La investigadora entiende que el mar no es una entidad aislada, sino el final de un camino que comienza en la montaña. Desde sus inicios en 2002, cuando evaluaba la ecología del río Santa María y protegía a la tortuga golfina en Isla Cañas, ha mantenido un enfoque de “cuenca a costa”.

Esta visión sistémica la llevó a comparar el aprovechamiento de la concha negra entre los manglares de David y los de Montijo, demostrando que la sostenibilidad solo es posible cuando se involucra a los recolectores y pescadores en la toma de decisiones científicas.

Su productividad intelectual es un archivo vivo para el país. Con una veintena de publicaciones en revistas de prestigio internacional como la Revista de Biología Tropical y el Journal of Applied Ichthyology, sus estudios sobre la relación longitud-peso y la dinámica poblacional de tiburones y rayas son hoy referencias obligatorias en el Corredor Marino del Pacífico Este Tropical (CMAR). Además, como coeditora de obras fundamentales, como la guía sobre la pesca artesanal en el Parque Nacional Coiba (2016), ha logrado establecer un lenguaje común entre la academia y el sector pesquero.

Ciencia descentralizada

Operando desde Santiago de Veraguas, Robles Pineda personifica la descentralización de la ciencia en Panamá. Su presencia constante en el Golfo de Montijo y el Archipiélago de Chiriquí refuerza el compromiso regional con la protección de la biodiversidad, demostrando que la investigación de alto nivel puede y debe generarse desde el interior del país.

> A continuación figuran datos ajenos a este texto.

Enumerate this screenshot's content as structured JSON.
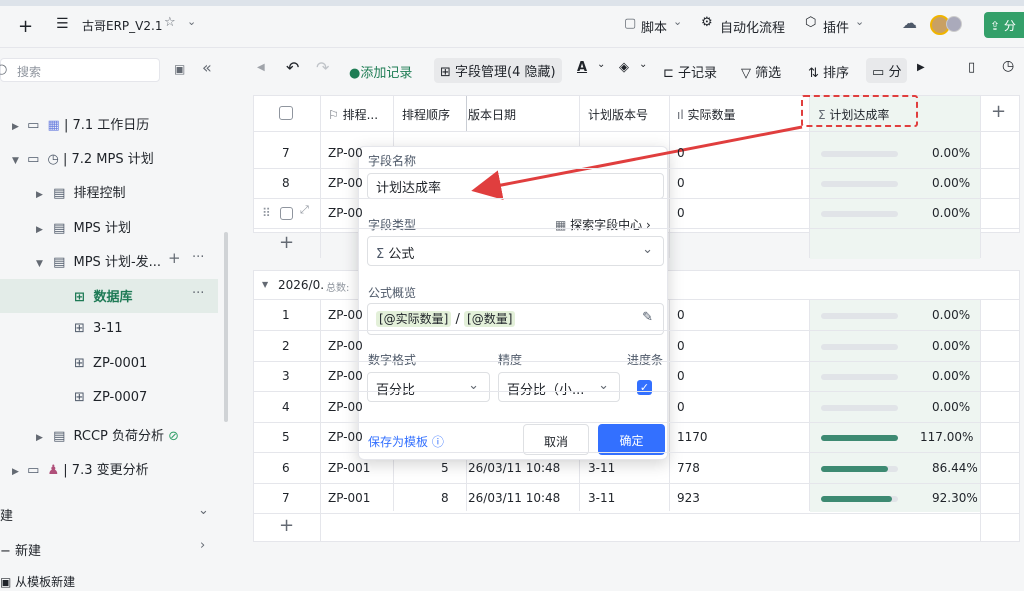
{
  "app": {
    "title": "古哥ERP_V2.1",
    "plus_icon": "plus-icon",
    "menu_icon": "menu-icon"
  },
  "topbar": {
    "script_label": "脚本",
    "automation_label": "自动化流程",
    "plugin_label": "插件",
    "share_label": "分"
  },
  "sidebar": {
    "search_placeholder": "搜索",
    "items": [
      {
        "label": "| 7.1 工作日历",
        "level": 1
      },
      {
        "label": "| 7.2 MPS 计划",
        "level": 1
      },
      {
        "label": "排程控制",
        "level": 2
      },
      {
        "label": "MPS 计划",
        "level": 2
      },
      {
        "label": "MPS 计划-发...",
        "level": 2
      },
      {
        "label": "数据库",
        "level": 3
      },
      {
        "label": "3-11",
        "level": 3
      },
      {
        "label": "ZP-0001",
        "level": 3
      },
      {
        "label": "ZP-0007",
        "level": 3
      },
      {
        "label": "RCCP 负荷分析",
        "level": 2
      },
      {
        "label": "| 7.3 变更分析",
        "level": 1
      }
    ],
    "footer": [
      {
        "label": "建"
      },
      {
        "label": "新建"
      },
      {
        "label": "从模板新建"
      }
    ]
  },
  "toolbar": {
    "add_record": "添加记录",
    "field_manage": "字段管理(4 隐藏)",
    "sub_record": "子记录",
    "filter": "筛选",
    "sort": "排序",
    "group": "分"
  },
  "table": {
    "headers": [
      "排程...",
      "排程顺序",
      "版本日期",
      "计划版本号",
      "实际数量",
      "计划达成率"
    ],
    "group1_rows": [
      {
        "idx": "7",
        "code": "ZP-00",
        "actual": "0",
        "rate": "0.00%",
        "pct": 0
      },
      {
        "idx": "8",
        "code": "ZP-00",
        "actual": "0",
        "rate": "0.00%",
        "pct": 0
      },
      {
        "idx": "",
        "code": "ZP-00",
        "actual": "0",
        "rate": "0.00%",
        "pct": 0
      }
    ],
    "group2_label": "2026/0.",
    "group2_total": "总数:",
    "group2_rows": [
      {
        "idx": "1",
        "code": "ZP-00",
        "order": "",
        "date": "",
        "version": "",
        "actual": "0",
        "rate": "0.00%",
        "pct": 0
      },
      {
        "idx": "2",
        "code": "ZP-00",
        "order": "",
        "date": "",
        "version": "",
        "actual": "0",
        "rate": "0.00%",
        "pct": 0
      },
      {
        "idx": "3",
        "code": "ZP-00",
        "order": "",
        "date": "",
        "version": "",
        "actual": "0",
        "rate": "0.00%",
        "pct": 0
      },
      {
        "idx": "4",
        "code": "ZP-00",
        "order": "",
        "date": "",
        "version": "",
        "actual": "0",
        "rate": "0.00%",
        "pct": 0
      },
      {
        "idx": "5",
        "code": "ZP-00",
        "order": "",
        "date": "",
        "version": "",
        "actual": "1170",
        "rate": "117.00%",
        "pct": 100
      },
      {
        "idx": "6",
        "code": "ZP-001",
        "order": "5",
        "date": "26/03/11 10:48",
        "version": "3-11",
        "actual": "778",
        "rate": "86.44%",
        "pct": 86.44
      },
      {
        "idx": "7",
        "code": "ZP-001",
        "order": "8",
        "date": "26/03/11 10:48",
        "version": "3-11",
        "actual": "923",
        "rate": "92.30%",
        "pct": 92.3
      }
    ]
  },
  "popup": {
    "field_name_label": "字段名称",
    "field_name_value": "计划达成率",
    "field_type_label": "字段类型",
    "explore_label": "探索字段中心",
    "field_type_value": "公式",
    "formula_label": "公式概览",
    "formula_a": "[@实际数量]",
    "formula_sep": "/",
    "formula_b": "[@数量]",
    "number_format_label": "数字格式",
    "precision_label": "精度",
    "progress_label": "进度条",
    "number_format_value": "百分比",
    "precision_value": "百分比（小...",
    "save_template": "保存为模板",
    "cancel": "取消",
    "confirm": "确定"
  },
  "colors": {
    "accent": "#34a06a",
    "primary": "#3370ff",
    "annotation": "#e03e3e",
    "bar": "#3d8a72"
  }
}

En un mundo que enfrenta crisis climáticas y pérdida de biodiversidad a un ritmo sin precedentes, figuras como Yolani Robles Pineda representan la esperanza basada en el conocimiento. Su legado no solo reside en los artículos científicos o en las aulas del Centro Regional Universitario de Veraguas, de la Universidad de Panamá (UP), sino en cada especie que logra reproducirse en un manglar protegido y en cada pescador que hoy comprende que la ciencia no es su enemiga, sino su mejor aliada para garantizar que el mar siga siendo, por muchas generaciones más, una fuente inagotable de vida.